Près de nous tous, ressuscité,
Le coeur plein de justes colères,
Dans la nuit on t'entend monter,
Du fond de l'ombre froide et claire,
O frère des sanglants étés,
O sang trop pur des vieilles guerres

Et ceux que l'on mène au poteau,
Dans le petit matin glacé,
Au front la pâleur des cachots,
Au coeur le dernier chant d'Orphée,
Tu leur tends la main sans un mot,
O mon frère au col dégrafé...


15 novembre 1944.

Poèmes de Fresnes

Robert Brasillach

 

Commentaires

  • Condamné à mort comme "ennemi du peuple",André Chénier est guillotiné le 25 juillet 1794,immolé sur l'autel de la Terreur lui, l'amoureux de la beauté antique !

    Robert Brasillach connaissait bien la belle poésie d'André Chénier et ce "frère au col dégrafé" qui écrivait lui aussi de sa prison...

    " Comme un dernier rayon, comme un dernier zéphyre
    Animent la fin d'un beau jour,
    Au pied de l'échafaud j'essaye encor ma lyre.
    Peut-être est-ce bientôt mon tour.
    Peut-être avant que l'heure en cercle promenée
    Ait posé sur l'émail brillant,
    Dans les soixante pas où sa route est bornée,
    Son pied sonore et vigilant,
    Le sommeil du tombeau pressera ma paupière.
    [...]"

    Merci, chère Gaëlle, de nous donner à lire ceux qui sont vilipendés par les infâmes de la Terreur actuelle!

  • Merci a Gaelle pour ce beau poeme!
    Andre Chenier et Brasillach victimes tous les deux.
    Est-ce que Chenier figure encore dans les livres des ecoliers?
    Est-ce qu'on arretera un jour de joindre le nom de collabo a celui de Brasillach?

  • @ Nelly: je ne sais pas, je l'espère!

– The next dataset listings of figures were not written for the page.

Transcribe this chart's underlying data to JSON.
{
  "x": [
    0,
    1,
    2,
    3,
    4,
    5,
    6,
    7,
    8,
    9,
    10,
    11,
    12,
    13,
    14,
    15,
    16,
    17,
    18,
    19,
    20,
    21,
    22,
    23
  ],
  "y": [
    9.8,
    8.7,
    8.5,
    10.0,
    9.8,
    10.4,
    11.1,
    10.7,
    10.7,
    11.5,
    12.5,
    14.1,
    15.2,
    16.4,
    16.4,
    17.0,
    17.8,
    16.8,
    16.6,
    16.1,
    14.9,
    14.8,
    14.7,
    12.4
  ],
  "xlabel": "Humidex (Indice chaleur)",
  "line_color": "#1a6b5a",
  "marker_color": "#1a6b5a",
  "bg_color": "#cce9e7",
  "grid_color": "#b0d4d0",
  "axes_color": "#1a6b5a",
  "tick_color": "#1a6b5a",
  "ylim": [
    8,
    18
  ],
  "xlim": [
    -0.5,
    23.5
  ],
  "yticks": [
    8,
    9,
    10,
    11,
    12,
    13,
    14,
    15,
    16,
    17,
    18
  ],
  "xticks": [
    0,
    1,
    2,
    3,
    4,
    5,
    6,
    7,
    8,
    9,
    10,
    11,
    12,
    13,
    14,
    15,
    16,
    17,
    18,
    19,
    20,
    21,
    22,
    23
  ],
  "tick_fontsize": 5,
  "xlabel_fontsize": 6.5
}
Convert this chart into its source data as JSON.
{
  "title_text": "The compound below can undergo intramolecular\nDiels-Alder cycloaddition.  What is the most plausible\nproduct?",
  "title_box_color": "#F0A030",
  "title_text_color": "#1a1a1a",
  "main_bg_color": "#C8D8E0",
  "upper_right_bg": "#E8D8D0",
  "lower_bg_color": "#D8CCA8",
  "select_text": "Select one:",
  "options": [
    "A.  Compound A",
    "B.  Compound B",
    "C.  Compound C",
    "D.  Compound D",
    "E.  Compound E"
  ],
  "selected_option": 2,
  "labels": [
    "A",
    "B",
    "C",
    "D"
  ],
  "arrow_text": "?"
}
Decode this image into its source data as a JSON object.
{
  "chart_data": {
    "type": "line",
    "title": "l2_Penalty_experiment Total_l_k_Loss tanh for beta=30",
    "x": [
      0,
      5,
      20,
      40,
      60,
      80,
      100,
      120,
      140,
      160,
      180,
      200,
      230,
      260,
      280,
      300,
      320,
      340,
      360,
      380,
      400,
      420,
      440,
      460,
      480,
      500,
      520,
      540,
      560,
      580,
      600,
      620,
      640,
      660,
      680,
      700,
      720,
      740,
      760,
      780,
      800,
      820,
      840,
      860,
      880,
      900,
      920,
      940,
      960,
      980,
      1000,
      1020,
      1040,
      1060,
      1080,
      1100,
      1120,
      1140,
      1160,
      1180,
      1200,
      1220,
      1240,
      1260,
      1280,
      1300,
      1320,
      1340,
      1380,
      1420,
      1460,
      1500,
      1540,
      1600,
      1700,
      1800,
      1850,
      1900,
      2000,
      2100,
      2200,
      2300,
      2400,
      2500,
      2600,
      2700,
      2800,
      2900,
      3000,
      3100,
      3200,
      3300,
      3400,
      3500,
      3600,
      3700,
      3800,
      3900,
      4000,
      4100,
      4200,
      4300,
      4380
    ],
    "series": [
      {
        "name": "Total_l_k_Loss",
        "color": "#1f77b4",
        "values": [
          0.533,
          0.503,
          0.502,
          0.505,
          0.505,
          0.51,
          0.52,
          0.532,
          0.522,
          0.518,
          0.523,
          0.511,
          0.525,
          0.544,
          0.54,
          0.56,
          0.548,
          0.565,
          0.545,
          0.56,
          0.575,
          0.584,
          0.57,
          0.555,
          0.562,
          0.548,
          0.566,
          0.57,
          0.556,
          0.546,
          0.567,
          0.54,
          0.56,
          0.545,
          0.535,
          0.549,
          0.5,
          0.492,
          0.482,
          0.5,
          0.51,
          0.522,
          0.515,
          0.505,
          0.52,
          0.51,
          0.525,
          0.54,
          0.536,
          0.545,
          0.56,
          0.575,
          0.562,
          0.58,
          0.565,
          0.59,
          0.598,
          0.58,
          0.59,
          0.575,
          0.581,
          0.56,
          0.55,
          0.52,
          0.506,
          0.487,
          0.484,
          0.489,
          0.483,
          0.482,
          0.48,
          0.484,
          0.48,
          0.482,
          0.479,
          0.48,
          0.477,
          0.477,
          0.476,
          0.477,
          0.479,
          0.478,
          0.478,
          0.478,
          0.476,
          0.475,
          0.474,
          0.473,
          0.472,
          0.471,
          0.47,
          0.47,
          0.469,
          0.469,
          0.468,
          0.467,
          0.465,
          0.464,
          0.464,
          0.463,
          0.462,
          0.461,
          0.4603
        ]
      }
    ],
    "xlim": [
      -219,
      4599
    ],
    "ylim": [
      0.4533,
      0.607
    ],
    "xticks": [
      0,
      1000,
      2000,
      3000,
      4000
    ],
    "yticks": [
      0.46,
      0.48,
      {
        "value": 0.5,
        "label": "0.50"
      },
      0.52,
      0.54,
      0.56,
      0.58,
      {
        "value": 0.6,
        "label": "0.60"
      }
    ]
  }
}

Les cycles reviennent... comme le retour des saisons.

    Robert Brasillach est venu se livrer pour sa mère qu'on menaçait de jeter en prison.

    Quelques années plus tard, il échappait au poteau.

    Honte à De Gaulle qui a fait fusiller un grand poète!

  • @ tania: je crois qu'André Chénier, qui n'était pas contre certaines réformes de la monarchie, avait refusé de voter la mort du Roi.
    Mais je peux me tromper.

  • Merci Gaelle et Tania pour ces hommages émouvants.

    On ne peut évoquer A. Chénier sans sa "belle Tarentine"

    Pleurez, doux alcyons, ô vous, oiseaux sacrés,
    Oiseaux chers à Thétis, doux alcyons, pleurez.

    Elle a vécu, Myrto, la jeune Tarentine.
    Un vaisseau la portait aux bords de Camarine.
    Là l'hymen, les chansons, les flûtes, lentement,
    Devaient la reconduire au seuil de son amant.
    Une clef vigilante a pour cette journée
    Dans le cèdre enfermé sa robe d'hyménée
    Et l'or dont au festin ses bras seraient parés
    Et pour ses blonds cheveux les parfums préparés.
    Mais, seule sur la proue, invoquant les étoiles,
    Le vent impétueux qui soufflait dans les voiles
    L'enveloppe. Étonnée, et loin des matelots,
    Elle crie, elle tombe, elle est au sein des flots.

    Elle est au sein des flots, la jeune Tarentine.
    Son beau corps a roulé sous la vague marine.
    Thétis, les yeux en pleurs, dans le creux d'un rocher
    Aux monstres dévorants eut soin de la cacher.
    Par ses ordres bientôt les belles Néréides
    L'élèvent au-dessus des demeures humides,
    Le portent au rivage, et dans ce monument
    L'ont, au cap du Zéphir, déposé mollement.
    Puis de loin à grands cris appelant leurs compagnes,
    Et les Nymphes des bois, des sources, des montagnes,
    Toutes frappant leur sein et traînant un long deuil,
    Répétèrent : « hélas ! » autour de son cercueil.

    Hélas ! chez ton amant tu n'es point ramenée.
    Tu n'as point revêtu ta robe d'hyménée.
    L'or autour de tes bras n'a point serré de nœuds.
    Les doux parfums n'ont point coulé sur tes cheveux.

  • Je vous remercie, Décée, pour ce si beau poème de Chénier. Je le connaissais, au lycée autrefois on l'apprenait, et je comptais le poster demain. Mais vous m'avez précédée et c'est très bien!

  • Quel émouvant poème que "La Jeune Tarentine" !

    Merci à Décée !

    Souvenirs de lycée aussi pour moi,Gaëlle !
    L'étudie-t-on encore ?

    La référence à Thétis devait être chère à Brasillach, lui qui écrivit un si beau "Présence de Virgile".